To fragment the claim by the hour would here be improper. First, because the claim is limited to the pro-rata for the days involved and this Board has no power to augment the claim before it. Second, because a man does not hold himself out as ready to work more than 8 hours a day and when he gets 8 hours work he has not lost the 8 hours he should have had, but merely worked another 8 hours in substitution thereof. If he had worked the entitled hours, he would not have then worked the improper hours. He can only claim, therefore, that he was inconvenienced by the change in hours, not that he lost an opportunity to work 8 hours that day.


This argument is not applicable by the day, because he loses 8 hours' pay if he does not work the days on which he is entitled to work and he works extra hours if he works on a day when he should be scheduled off. By this reasoning the only days when Claimant was entitled to work but did not were Tuesdays of each week involved. The calendar shows that Tuesdays were August 2, 9, 16, 23 and 30. The record reveals that on these days he not only worked but he worked the very position to which he was entitled as relief and was paid at the overtime rate.
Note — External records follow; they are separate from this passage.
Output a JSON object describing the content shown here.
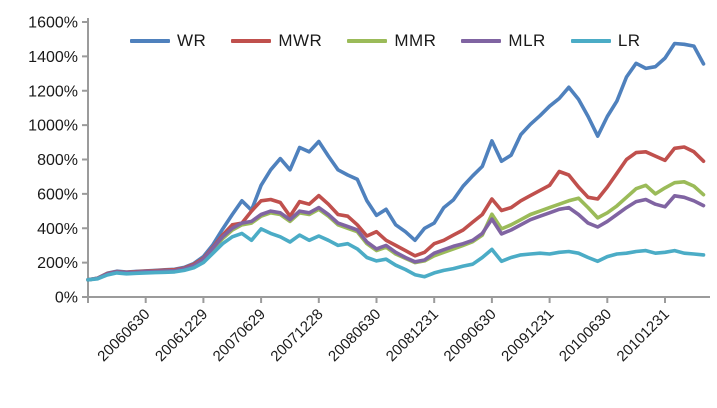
{
  "chart_data": {
    "type": "line",
    "title": "",
    "xlabel": "",
    "ylabel": "",
    "ylim": [
      0,
      1600
    ],
    "ytick_step": 200,
    "ytick_labels": [
      "0%",
      "200%",
      "400%",
      "600%",
      "800%",
      "1000%",
      "1200%",
      "1400%",
      "1600%"
    ],
    "x_tick_labels": [
      "20060630",
      "20061229",
      "20070629",
      "20071228",
      "20080630",
      "20081231",
      "20090630",
      "20091231",
      "20100630",
      "20101231"
    ],
    "x_tick_point_indices": [
      6,
      12,
      18,
      24,
      30,
      36,
      42,
      48,
      54,
      60
    ],
    "n_points": 65,
    "grid": false,
    "legend_position": "top",
    "axis_color": "#9b9b9b",
    "text_color": "#1a1a1a",
    "series": [
      {
        "name": "WR",
        "color": "#4F81BD",
        "values": [
          100,
          110,
          138,
          150,
          145,
          149,
          152,
          155,
          158,
          161,
          172,
          195,
          235,
          305,
          395,
          480,
          560,
          505,
          650,
          740,
          805,
          740,
          870,
          845,
          905,
          820,
          740,
          710,
          685,
          560,
          475,
          510,
          420,
          380,
          330,
          400,
          430,
          520,
          565,
          645,
          705,
          760,
          908,
          790,
          825,
          945,
          1005,
          1055,
          1110,
          1155,
          1220,
          1150,
          1050,
          936,
          1050,
          1140,
          1280,
          1360,
          1330,
          1340,
          1390,
          1475,
          1470,
          1460,
          1356
        ]
      },
      {
        "name": "MWR",
        "color": "#C0504D",
        "values": [
          100,
          109,
          136,
          148,
          143,
          147,
          150,
          153,
          156,
          159,
          168,
          190,
          225,
          290,
          360,
          420,
          430,
          500,
          560,
          567,
          550,
          470,
          555,
          540,
          590,
          540,
          480,
          470,
          420,
          355,
          380,
          330,
          300,
          270,
          240,
          260,
          310,
          330,
          360,
          390,
          436,
          480,
          570,
          503,
          520,
          560,
          590,
          620,
          650,
          730,
          710,
          640,
          580,
          570,
          640,
          720,
          800,
          840,
          845,
          820,
          795,
          865,
          873,
          845,
          790
        ]
      },
      {
        "name": "MMR",
        "color": "#9BBB59",
        "values": [
          100,
          108,
          132,
          145,
          140,
          143,
          146,
          148,
          150,
          152,
          162,
          180,
          215,
          280,
          340,
          390,
          420,
          430,
          470,
          490,
          480,
          440,
          490,
          480,
          510,
          470,
          420,
          400,
          380,
          310,
          270,
          290,
          250,
          225,
          200,
          210,
          240,
          260,
          280,
          300,
          322,
          360,
          482,
          396,
          420,
          450,
          480,
          500,
          520,
          540,
          560,
          575,
          520,
          460,
          490,
          530,
          580,
          630,
          650,
          600,
          635,
          665,
          670,
          645,
          595
        ]
      },
      {
        "name": "MLR",
        "color": "#8064A2",
        "values": [
          100,
          108,
          133,
          146,
          141,
          144,
          147,
          149,
          151,
          153,
          164,
          183,
          220,
          285,
          350,
          400,
          430,
          440,
          480,
          500,
          490,
          450,
          500,
          490,
          520,
          480,
          430,
          410,
          390,
          320,
          280,
          300,
          260,
          230,
          205,
          215,
          255,
          275,
          295,
          310,
          330,
          370,
          453,
          367,
          390,
          420,
          450,
          470,
          490,
          510,
          520,
          480,
          430,
          407,
          440,
          480,
          520,
          555,
          567,
          540,
          525,
          589,
          580,
          560,
          532
        ]
      },
      {
        "name": "LR",
        "color": "#4BACC6",
        "values": [
          100,
          106,
          128,
          140,
          135,
          138,
          140,
          142,
          144,
          146,
          155,
          170,
          200,
          255,
          310,
          350,
          370,
          330,
          396,
          370,
          350,
          320,
          360,
          330,
          355,
          330,
          300,
          310,
          280,
          230,
          210,
          220,
          185,
          160,
          130,
          118,
          140,
          155,
          165,
          180,
          191,
          230,
          277,
          208,
          230,
          245,
          250,
          255,
          250,
          260,
          265,
          255,
          230,
          208,
          235,
          250,
          255,
          265,
          270,
          255,
          260,
          270,
          255,
          250,
          245
        ]
      }
    ]
  },
  "legend": {
    "entries": [
      {
        "label": "WR"
      },
      {
        "label": "MWR"
      },
      {
        "label": "MMR"
      },
      {
        "label": "MLR"
      },
      {
        "label": "LR"
      }
    ]
  }
}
Thus, using the rule of damages which we think proper in this case, we conclude that the Claimant did not lose an opportunity to work, and thereby did not suffer a loss of earnings, on any day on which he would have been entitled to work if he had not improperly been held off his rightful position.


FINDINGS: The Third Division of the Adjustment Board, upon the whole record and all the evidence, finds and holds:




That the Carrier and the Employes involved in this dispute are respectively Carrier and Employes within the meaning of the Railway Labor Act, as approved June 21, 1934;


That this Division of the Adjustment Board has jurisdiction over the dispute involved herein; and






    Claim No. 1 sustained.


    Claim No. 2 denied.


              NATIONAL RAILROAD ADJUSTMENT BOARD By Order of THIRD DIVISION


              ATTEST: S. H. Schulty

              Executive Secretary


Dated at Chicago, Illinois, this 21st day of October 1965.